Frage hierzu, welche PPI Zahl?
Mit 20PPI sollte man doch eigentlich ganz gut auskommen, oder?

Gruß

André


----------



## Teichforum.info (12. Aug. 2005)

Hallo Andre

Wie Rainer schon sagte 




> Ich würde bei einer einigermaßen funktionierenden Vorabscheidung die mittleren, also PPI 20 wählen



Dies ist auch meine Meinung  8)


----------



## Teichforum.info (12. Aug. 2005)

Habt Ihr evtl. links zu Bezugsquellen für die 20ppi Filterpatronen?
Wieviel Fläche brauch ich denn für 13m³.

Gruß

André


----------



## Teichforum.info (12. Aug. 2005)

hallo andre,

standartaussage: 13m patrone - je 1000l - 1m patrone


----------



## Teichforum.info (12. Aug. 2005)

Hallo Jürgen,

DANKE für den Tipp, dann kann es ja jetzt losgehen  

Benötige nur noch ne gute Bezugsquelle.

Werde mal googeln und meine Erfahrungen hier posten.

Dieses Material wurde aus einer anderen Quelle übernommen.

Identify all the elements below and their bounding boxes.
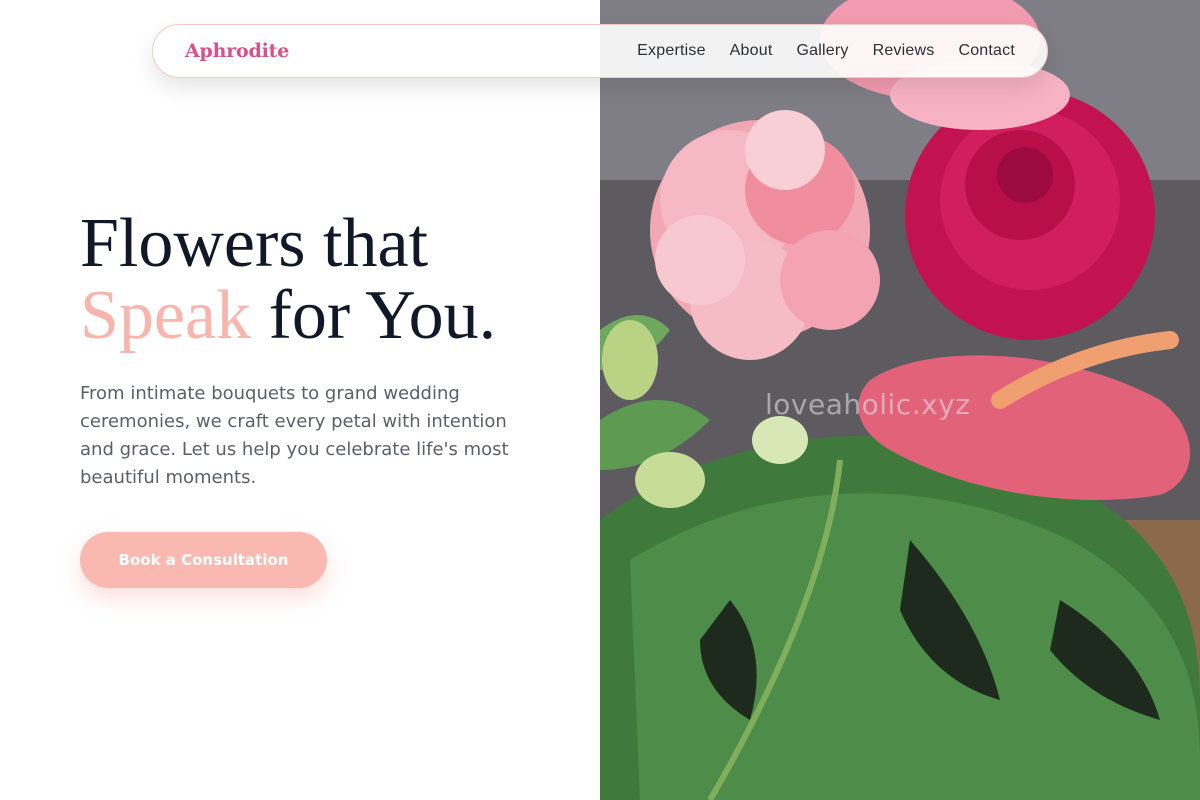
hero-title-accent: Speak <box>80 277 252 354</box>
brand-logo[interactable]: Aphrodite <box>185 40 289 62</box>
hero-title-line1: Flowers that <box>80 205 429 282</box>
hero-title-line2: for You. <box>251 277 497 354</box>
nav-links: Expertise About Gallery Reviews Contact <box>637 42 1015 60</box>
hero-title: Flowers that Speak for You. <box>80 208 580 352</box>
hero-photo: loveaholic.xyz <box>600 0 1200 800</box>
nav-link-contact[interactable]: Contact <box>958 42 1015 60</box>
nav-link-expertise[interactable]: Expertise <box>637 42 706 60</box>
nav-link-gallery[interactable]: Gallery <box>796 42 848 60</box>
hero-description: From intimate bouquets to grand wedding … <box>80 383 509 488</box>
book-consultation-button[interactable]: Book a Consultation <box>80 532 327 588</box>
nav-link-about[interactable]: About <box>730 42 773 60</box>
navbar: Aphrodite Expertise About Gallery Review… <box>152 24 1048 78</box>
watermark-text: loveaholic.xyz <box>765 388 971 421</box>
nav-link-reviews[interactable]: Reviews <box>873 42 935 60</box>
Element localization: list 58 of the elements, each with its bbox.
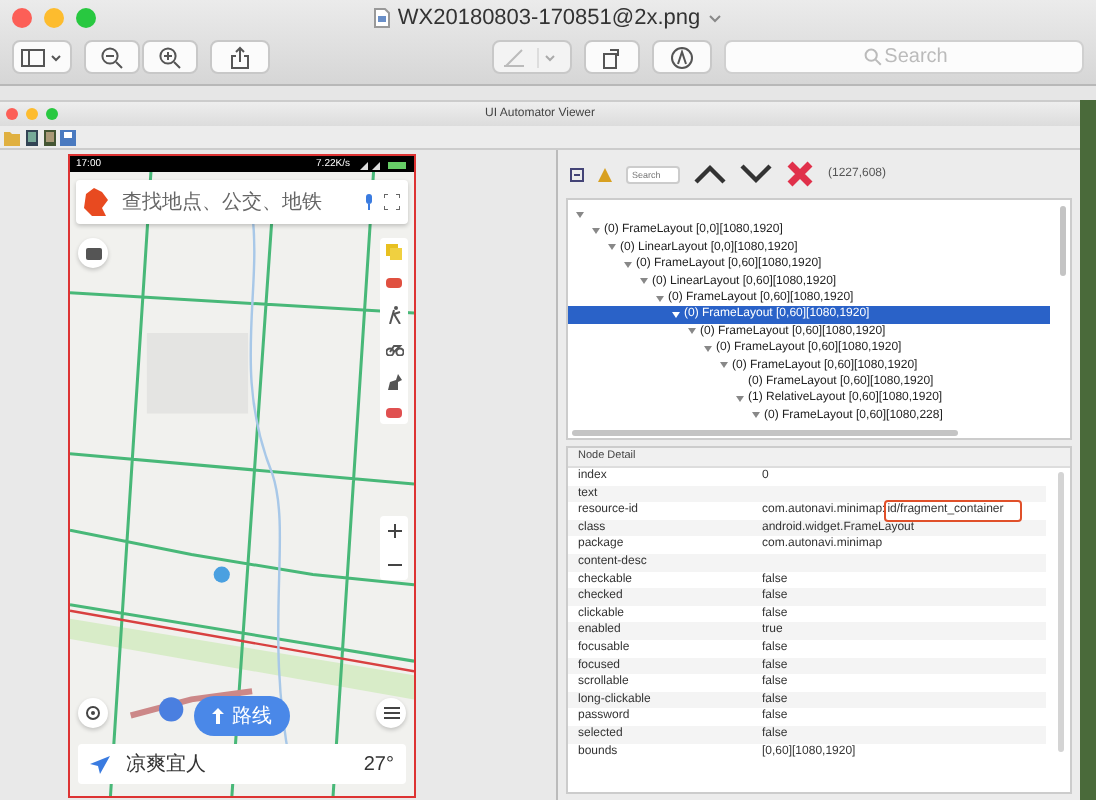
save-icon[interactable]	[60, 129, 76, 145]
rotate-icon	[600, 45, 624, 69]
expand-arrow-icon[interactable]	[736, 395, 744, 402]
map-search-bar[interactable]: 查找地点、公交、地铁	[76, 180, 408, 224]
horse-icon[interactable]	[386, 374, 402, 390]
close-button[interactable]	[12, 8, 32, 28]
close-button[interactable]	[6, 108, 18, 120]
zoom-in-button[interactable]	[142, 40, 198, 74]
search-field[interactable]: Search	[724, 40, 1084, 74]
temperature: 27°	[363, 753, 394, 775]
file-icon	[373, 8, 390, 28]
expand-arrow-icon[interactable]	[608, 244, 616, 251]
share-icon	[230, 45, 250, 69]
navigation-arrow-icon	[90, 755, 110, 773]
message-icon	[85, 247, 101, 259]
weather-text: 凉爽宜人	[126, 751, 206, 778]
route-button[interactable]: 路线	[194, 696, 290, 736]
signal-icon	[356, 159, 408, 169]
warning-icon[interactable]	[598, 167, 612, 181]
previous-icon[interactable]	[694, 164, 726, 184]
rotate-button[interactable]	[584, 40, 640, 74]
markup-icon	[670, 45, 694, 69]
map-search-placeholder: 查找地点、公交、地铁	[122, 189, 324, 216]
expand-arrow-icon[interactable]	[592, 228, 600, 235]
sidebar-button[interactable]	[12, 40, 72, 74]
expand-arrow-icon[interactable]	[704, 345, 712, 352]
markup-button[interactable]	[652, 40, 712, 74]
scan-icon[interactable]	[384, 194, 400, 210]
walking-figure-icon[interactable]	[387, 306, 401, 324]
avatar-icon[interactable]	[80, 186, 112, 218]
bus-icon[interactable]	[386, 408, 402, 418]
share-button[interactable]	[210, 40, 270, 74]
expand-all-icon[interactable]	[570, 167, 584, 181]
expand-arrow-icon[interactable]	[624, 261, 632, 268]
microphone-icon[interactable]	[364, 194, 374, 210]
chevron-icon[interactable]	[708, 13, 723, 23]
search-icon	[864, 48, 882, 66]
zoom-in-icon[interactable]	[387, 524, 401, 538]
zoom-out-icon	[100, 45, 124, 69]
expand-arrow-icon[interactable]	[688, 328, 696, 335]
expand-arrow-icon[interactable]	[656, 295, 664, 302]
window-title: WX20180803-170851@2x.png	[397, 6, 701, 30]
zoom-out-icon[interactable]	[387, 558, 401, 572]
clear-icon[interactable]	[786, 160, 814, 188]
expand-arrow-icon[interactable]	[752, 412, 760, 419]
next-icon[interactable]	[740, 164, 772, 184]
bicycle-icon[interactable]	[385, 342, 403, 356]
arrow-up-icon	[212, 708, 224, 724]
expand-arrow-icon[interactable]	[576, 211, 584, 218]
list-icon	[383, 706, 399, 720]
traffic-icon[interactable]	[386, 278, 402, 288]
expand-arrow-icon[interactable]	[672, 312, 680, 319]
locate-icon	[84, 704, 102, 722]
sidebar-icon	[20, 47, 64, 67]
zoom-in-icon	[158, 45, 182, 69]
expand-arrow-icon[interactable]	[720, 362, 728, 369]
expand-arrow-icon[interactable]	[640, 278, 648, 285]
zoom-out-button[interactable]	[84, 40, 140, 74]
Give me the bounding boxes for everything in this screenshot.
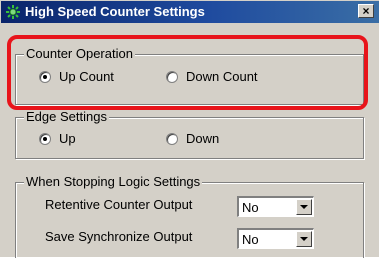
save-synchronize-output-value: No [242,232,259,247]
edge-up-radio-button[interactable] [39,132,51,145]
down-count-radio[interactable]: Down Count [166,69,258,84]
edge-up-label: Up [59,131,76,146]
retentive-counter-output-value: No [242,200,259,215]
close-icon: × [362,4,370,18]
dialog-window: High Speed Counter Settings × Counter Op… [0,0,379,258]
stopping-logic-title: When Stopping Logic Settings [24,174,203,189]
save-synchronize-output-label: Save Synchronize Output [45,229,193,244]
down-count-label: Down Count [186,69,258,84]
edge-down-label: Down [186,131,220,146]
chevron-down-icon[interactable] [296,199,312,215]
up-count-radio-button[interactable] [39,70,51,83]
edge-up-radio[interactable]: Up [39,131,76,146]
counter-operation-title: Counter Operation [24,46,135,61]
window-title: High Speed Counter Settings [25,4,205,19]
up-count-radio[interactable]: Up Count [39,69,114,84]
close-button[interactable]: × [358,4,374,18]
title-bar[interactable]: High Speed Counter Settings × [1,1,379,23]
chevron-down-icon[interactable] [296,231,312,247]
save-synchronize-output-select[interactable]: No [237,228,314,249]
counter-app-icon [6,5,20,19]
edge-settings-title: Edge Settings [24,109,109,124]
up-count-label: Up Count [59,69,114,84]
edge-down-radio[interactable]: Down [166,131,219,146]
edge-down-radio-button[interactable] [166,132,178,145]
retentive-counter-output-select[interactable]: No [237,196,314,217]
down-count-radio-button[interactable] [166,70,178,83]
retentive-counter-output-label: Retentive Counter Output [45,197,193,212]
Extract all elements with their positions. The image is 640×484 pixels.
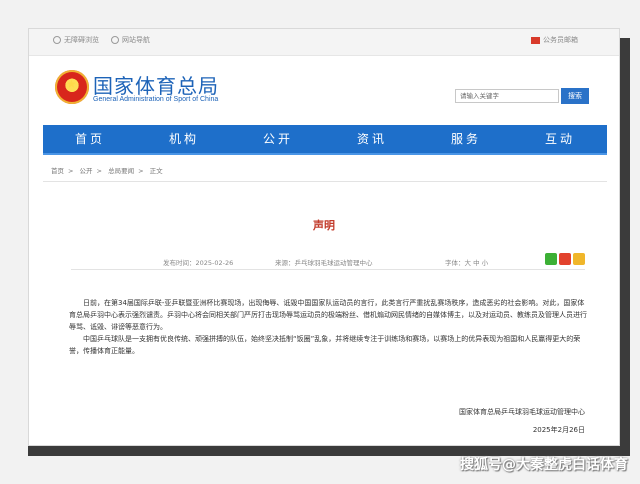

Werde auch den Bau des Filters dokumentieren.

Gruß

André


----------



## Teichforum.info (12. Aug. 2005)

Hi Jürgen!

Standartaussage ist gut, hast Du mal ein Link oder die Formel dafür?

Würde mich mal interessieren, wie die Aussage zustande gekommen?  :? 

Könnte mir Vorstellen, dass es doch auch von den verschiedenen Patronen (PPI Zahl) abhängig ist ?!

Danke für eine Antwort, du weißt der Technikfreak in mir will/muss alles Wissen


----------



## Teichforum.info (12. Aug. 2005)

hallo thorsten,

nö - nix verweis etc. - abgeschrieben von anderen.

was die ppi zahl betrifft - haste schon recht - die besiedelungsfläche der patronen verändert sich - heißt feinere patrone >> größere besiedelungsfläche >> dafür geringerer durchlauf möglich !! .... und der umkehrschluß ist ja klar ........ also kommt beides auf etwa die gleiche filterleistung raus   
insgesamt sollte ein filter eh überdimensioniert sein da die restlichen parameter besatz, futtermenge - futterbestandteile - restlicher teichaufbau - vorabscheidung - durchflußmenge, pflanzenmasse  ............. überall anderst sind und dementsprechend eine reale berechnung unmöglich machen.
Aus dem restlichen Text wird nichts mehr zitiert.